🤖 AI Summary
This work addresses the lack of coverage in existing medical question-answering benchmarks for midwife-relevant topics in maternal, neonatal, and reproductive health, as well as the absence of publicly available fine-grained retrieval relevance evaluation datasets. To bridge this gap, the authors introduce two novel benchmarks: mamabench, comprising 25,949 diverse questions derived from expert sources, and mamaretrieval, featuring 3,185 clinical queries annotated with fine-grained (0–6) relevance scores against 63,650 guideline text chunks. The study innovatively leverages original expert-formulated questions and continuous relevance scoring to distinguish between responses that directly answer a query versus those merely topically related. Rigorous quality assessments—including scope consistency, state-of-the-art discriminability, and pool completeness—are systematically conducted.

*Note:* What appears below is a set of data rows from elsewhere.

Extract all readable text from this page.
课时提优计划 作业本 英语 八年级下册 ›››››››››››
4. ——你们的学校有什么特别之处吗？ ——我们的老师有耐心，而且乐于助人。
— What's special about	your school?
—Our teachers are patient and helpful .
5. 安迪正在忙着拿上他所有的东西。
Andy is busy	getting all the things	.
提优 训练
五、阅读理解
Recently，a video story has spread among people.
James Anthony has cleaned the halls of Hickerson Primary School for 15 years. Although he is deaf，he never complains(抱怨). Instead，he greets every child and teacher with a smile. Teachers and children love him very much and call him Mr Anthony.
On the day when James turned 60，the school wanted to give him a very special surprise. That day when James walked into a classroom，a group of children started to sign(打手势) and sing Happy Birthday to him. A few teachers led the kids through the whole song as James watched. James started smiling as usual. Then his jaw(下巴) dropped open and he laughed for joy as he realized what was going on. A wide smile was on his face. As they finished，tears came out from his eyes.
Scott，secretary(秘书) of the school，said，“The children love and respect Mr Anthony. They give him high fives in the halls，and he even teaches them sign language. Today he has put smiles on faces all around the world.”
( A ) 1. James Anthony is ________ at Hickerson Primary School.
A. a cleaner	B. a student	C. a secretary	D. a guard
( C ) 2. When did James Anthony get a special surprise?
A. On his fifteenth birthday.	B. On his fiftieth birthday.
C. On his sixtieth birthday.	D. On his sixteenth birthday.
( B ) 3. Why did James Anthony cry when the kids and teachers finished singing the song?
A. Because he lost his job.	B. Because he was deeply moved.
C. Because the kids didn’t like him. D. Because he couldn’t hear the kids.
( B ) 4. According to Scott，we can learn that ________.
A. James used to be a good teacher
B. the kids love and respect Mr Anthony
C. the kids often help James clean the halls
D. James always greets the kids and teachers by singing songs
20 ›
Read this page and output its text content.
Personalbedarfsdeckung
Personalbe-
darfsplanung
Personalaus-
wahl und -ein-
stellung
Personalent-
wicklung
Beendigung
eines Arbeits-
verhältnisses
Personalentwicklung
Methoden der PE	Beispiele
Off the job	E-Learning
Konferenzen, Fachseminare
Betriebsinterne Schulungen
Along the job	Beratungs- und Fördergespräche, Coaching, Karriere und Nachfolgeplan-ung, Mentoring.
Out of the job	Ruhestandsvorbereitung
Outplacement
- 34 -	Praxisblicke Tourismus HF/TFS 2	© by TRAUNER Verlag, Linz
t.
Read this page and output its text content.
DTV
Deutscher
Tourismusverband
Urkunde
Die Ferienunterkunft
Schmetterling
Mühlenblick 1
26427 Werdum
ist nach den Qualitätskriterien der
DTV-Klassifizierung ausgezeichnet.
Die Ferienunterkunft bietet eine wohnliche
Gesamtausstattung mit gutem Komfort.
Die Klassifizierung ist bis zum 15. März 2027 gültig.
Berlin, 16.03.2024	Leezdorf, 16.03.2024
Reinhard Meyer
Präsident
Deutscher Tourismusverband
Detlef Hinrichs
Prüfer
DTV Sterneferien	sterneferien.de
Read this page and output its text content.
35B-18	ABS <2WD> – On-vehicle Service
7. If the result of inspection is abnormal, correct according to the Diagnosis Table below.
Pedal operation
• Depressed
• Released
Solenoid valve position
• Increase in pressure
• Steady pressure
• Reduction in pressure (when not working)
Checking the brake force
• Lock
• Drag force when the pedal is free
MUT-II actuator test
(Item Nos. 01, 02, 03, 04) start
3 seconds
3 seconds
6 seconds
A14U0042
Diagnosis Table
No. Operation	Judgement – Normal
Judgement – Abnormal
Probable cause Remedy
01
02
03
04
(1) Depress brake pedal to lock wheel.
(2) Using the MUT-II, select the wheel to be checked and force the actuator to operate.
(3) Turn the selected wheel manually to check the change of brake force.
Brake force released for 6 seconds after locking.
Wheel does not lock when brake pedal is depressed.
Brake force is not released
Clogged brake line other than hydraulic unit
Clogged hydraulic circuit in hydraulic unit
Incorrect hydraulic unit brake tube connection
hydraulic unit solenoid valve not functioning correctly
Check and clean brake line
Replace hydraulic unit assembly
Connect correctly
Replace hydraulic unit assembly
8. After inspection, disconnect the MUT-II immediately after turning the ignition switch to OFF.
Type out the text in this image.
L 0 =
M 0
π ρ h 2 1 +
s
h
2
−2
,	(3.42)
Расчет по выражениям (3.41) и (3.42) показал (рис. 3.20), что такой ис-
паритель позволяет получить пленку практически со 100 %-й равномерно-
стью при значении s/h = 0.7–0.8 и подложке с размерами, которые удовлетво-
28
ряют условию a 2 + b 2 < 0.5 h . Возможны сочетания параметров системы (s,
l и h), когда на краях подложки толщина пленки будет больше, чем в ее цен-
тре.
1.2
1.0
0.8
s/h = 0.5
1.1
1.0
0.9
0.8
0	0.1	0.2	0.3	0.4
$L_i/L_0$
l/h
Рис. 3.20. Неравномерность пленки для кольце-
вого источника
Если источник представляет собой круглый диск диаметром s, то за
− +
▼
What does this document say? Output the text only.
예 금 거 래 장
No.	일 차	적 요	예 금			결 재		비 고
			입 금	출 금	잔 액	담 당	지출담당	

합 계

These benchmarks constitute the first high-quality, open-source evaluation resources for retrieval-augmented generation systems in maternal health and have already been deployed to evaluate real-world edge-side clinical assistants.
📝 Abstract
Medical question-answering benchmarks rarely cover the maternal, neonatal, child, and reproductive-health questions a nurse-midwife asks, and, to our knowledge, no public chunk-level relevance benchmark exists for maternal-health guideline retrieval. We release two benchmarks that fill these gaps. mamabench is a scope-filtered QA set of 25,949 items assembled from seven existing expert-authored sources across multiple-choice, short-answer, and rubric-graded tracks; to help users calibrate the LLM judge that scores the rubric track, we re-scope HealthBench's physician-labelled meta-evaluation to the domain. mamaretrieval pairs 3,185 clinical queries with graded (0-6) relevance labels over a 63,650-chunk maternal-health guideline corpus, using a decomposed rubric that distinguishes a chunk that answers a query from one merely on its topic. Three decisions shape both: assemble and filter expert sources rather than author questions, grade relevance rather than binarise it, and measure and disclose the limits of the labels -- scope-classifier agreement, a frontier-judge check, and a pooling-completeness audit -- rather than treat them as an oracle. A companion paper uses the benchmarks to evaluate a deployed on-device assistant; both are released openly for research.